Boss file · Snowbloom Palace Building B, Snow-5-A
BISHOP
Moving pieces from the summit of Snowbloom Palace.
Win conditionsurvive 25 wavesLeader in Technology
I move my pieces from the summit of Snowbloom Palace
Lore
BISHOP is the leader of Mechanical Snowfield and the master of Snowbloom Palace. Mechanical Snowfield is highly developed largely because of BISHOP's technology initiatives, and also because of Power Peony. From the outside, it looks like a place full of magic — after all, this is the kingdom of electricity and magnetism.
BISHOP is ruler of the snowfield, leader of technology, admirer of Power Peony, supporter of Wiremoss, calm reasoner, solemn strategist, and pursuer of perfection. That is a lot of titles, but at least it means she is busy.
When you actually fight her, the battle feels more like sitting down for a game of chess. BISHOP uses devices she built, and you respond to each one. Fighting while sitting in a bathtub does seem unusual; still, a flying bathtub may be a very advanced mode of transportation.
Mechanics
Role
Main boss · Chess duel · Conveyor defense
- This is the main story's conveyor boss battle; each wave gives plant cards, but usually only one plant can be planted per wave.
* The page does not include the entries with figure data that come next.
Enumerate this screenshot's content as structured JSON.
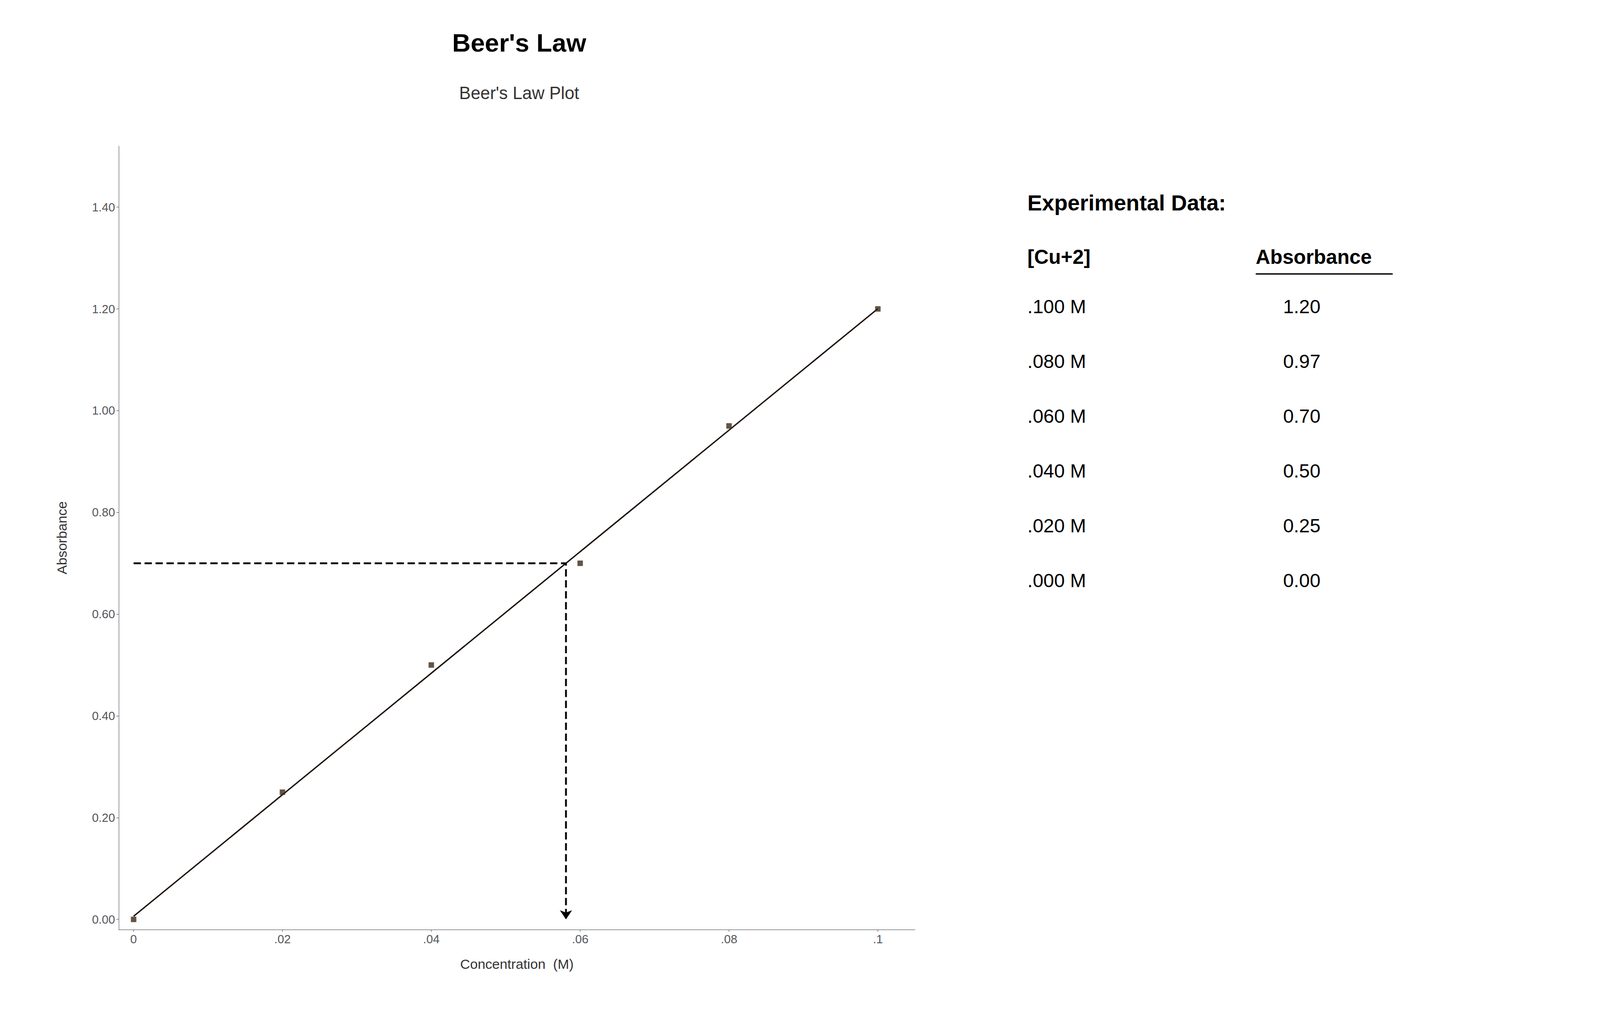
{
  "chart_data": {
    "type": "scatter",
    "title": "Beer's Law",
    "subtitle": "Beer's Law Plot",
    "xlabel": "Concentration  (M)",
    "ylabel": "Absorbance",
    "series": [
      {
        "type": "scatter",
        "marker": "square",
        "color": "#3a2a18",
        "x": [
          0.0,
          0.02,
          0.04,
          0.06,
          0.08,
          0.1
        ],
        "values": [
          0.0,
          0.25,
          0.5,
          0.7,
          0.97,
          1.2
        ]
      },
      {
        "type": "line",
        "line_style": "solid",
        "color": "#1a0a00",
        "x": [
          0,
          0.1
        ],
        "values": [
          0.0061905,
          1.2004762
        ]
      },
      {
        "type": "line",
        "line_style": "dashed",
        "marker": "arrow",
        "color": "#000000",
        "x": [
          0,
          0.0580941,
          0.0580941
        ],
        "values": [
          0.7,
          0.7,
          0
        ]
      }
    ],
    "xlim": [
      -0.002,
      0.105
    ],
    "xticks": [
      0,
      {
        "value": 0.02,
        "label": ".02"
      },
      {
        "value": 0.04,
        "label": ".04"
      },
      {
        "value": 0.06,
        "label": ".06"
      },
      {
        "value": 0.08,
        "label": ".08"
      },
      {
        "value": 0.1,
        "label": ".1"
      }
    ],
    "ylim": [
      -0.02,
      1.52
    ],
    "yticks": [
      {
        "value": 0.0,
        "label": "0.00"
      },
      {
        "value": 0.2,
        "label": "0.20"
      },
      {
        "value": 0.4,
        "label": "0.40"
      },
      {
        "value": 0.6,
        "label": "0.60"
      },
      {
        "value": 0.8,
        "label": "0.80"
      },
      {
        "value": 1.0,
        "label": "1.00"
      },
      {
        "value": 1.2,
        "label": "1.20"
      },
      {
        "value": 1.4,
        "label": "1.40"
      }
    ],
    "grid": false,
    "table": {
      "title": "Experimental Data:",
      "columns": [
        "[Cu+2]",
        "Absorbance"
      ],
      "rows": [
        [
          ".100 M",
          "1.20"
        ],
        [
          ".080 M",
          "0.97"
        ],
        [
          ".060 M",
          "0.70"
        ],
        [
          ".040 M",
          "0.50"
        ],
        [
          ".020 M",
          "0.25"
        ],
        [
          ".000 M",
          "0.00"
        ]
      ]
    }
  }
}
- The first half revolves around chessboard devices. Rook, Bishop, Queen, Pawn, and related mechanisms pressure the field in different ways.
- After wave 16, the battle shifts to Mechanical Snowfield. Planting space becomes limited, and stronger zombies plus moving tiles appear afterward.
- If a key plant is lost or lawn mower count decreases during a wave, that wave does not advance; BISHOP's health and zombie strength stay at the previous wave.
- Survive 25 waves to win. A battle of minds does require thinking twice before moving.
Advanced mechanics
The BISHOP fight rewrites the boss HP bar into chess progress. Each move asks whether the player can leave a continuing formation while using limited conveyor cards, responding to chess devices, and surviving the later field shift. Bad moves stall the duel, so formation quality is part of the win condition.
Valid moves and bad-move judgment
BISHOP's visible HP is closer to remaining moves than to a normal health pool. The main route advances through 25 valid waves. Each move first supplies cards, chess devices, and enemy pressure; only after the field is cleared does the move resolve.
Resolution checks whether the move leaves the formation intact enough. If key plants are lost, a lawn mower is lost, or the board is clearly worse than before, the move is treated as a bad move: BISHOP's progress does not fall, and the next move continues from the previous strength.
Conveyor cards and chess pressure
The normal seed bank is replaced by BISHOP's dedicated conveyor. Each move adds a small group of cards as the materials for that move, but those cards are not unlimited resources. The player usually chooses among damage, blocking, repair, and preserving the next move's shape.
The chessboard devices are not one attack. Rook, Bishop, Queen, Pawn, and related mechanisms apply pressure through movement, delay, continuous control, or tile pressure. The real task is turning a limited card group into a formation that clears this move and still carries the next one.
Field shift after move 16
The first half is mostly about solving chess devices on the board. After the 16th valid move, the fight shifts into a Mechanical Snowfield-style field: the earlier chessboard is cleared or rearranged, planting space narrows, and the player can no longer expand as if it were the opening.
Around move 20, moving tiles and stronger enemies further change which cells are safe. The second half is therefore not about filling more area; it is about keeping a small number of key plants on preservable, movable, recoverable tiles while saving emergency cards for sudden breaks.